Ao todo, sete prédios da USP estão obstruídos com faixas, pedaços de madeira e cadeados, de acordo com o Sintusp (Sindicato dos Trabalhadores da USP). Entre eles, a unidade principal da ECA (Escola de Comunicação e Artes) e a reitoria, bloqueada pelos servidores ontem.

O mandado abre a possibilidade de que a Polícia Militar entre na universidade para garantir o fim dos piquetes.

No ano passado, uma greve iniciada por funcionários da USP também em maio ganhou a adesão de professores e estudantes um mês depois, após a Polícia Militar ter sido chamada pela então reitora Suely Vilela para impedir piquetes dos servidores em prédios como a reitoria.

A greve durou 57 dias e foi marcada por um conflito entre a Força Tática da PM, de um lado, e estudantes e funcionários, do outro, que deixou ao menos dez feridos.
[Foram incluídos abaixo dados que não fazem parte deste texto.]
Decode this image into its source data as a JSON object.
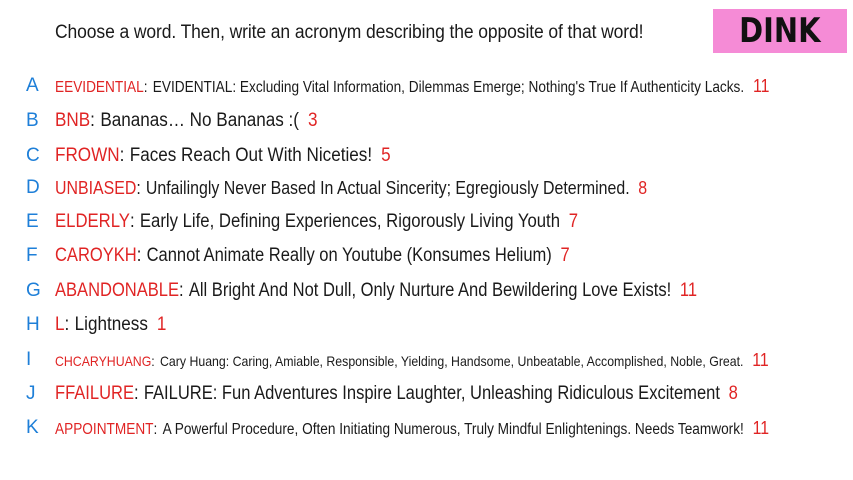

A paralisação terminou em 22 de junho sem que as principais reivindicações da categoria fossem atendidas.

Isonomia

Os trabalhadores da USP, Unicamp (Universidade Estadual de Campinas) e da Unesp reivindicam, entre outras coisas, aumento salarial de 16% mais R$ 200. O Cruesp (Conselho de Reitores das Universidades Estaduais Paulistas) já propôs reajuste de 6,57%, mas os funcionários das três universidades recusam o acordo e afirmam que a proposta manteria a quebra da isonomia salarial.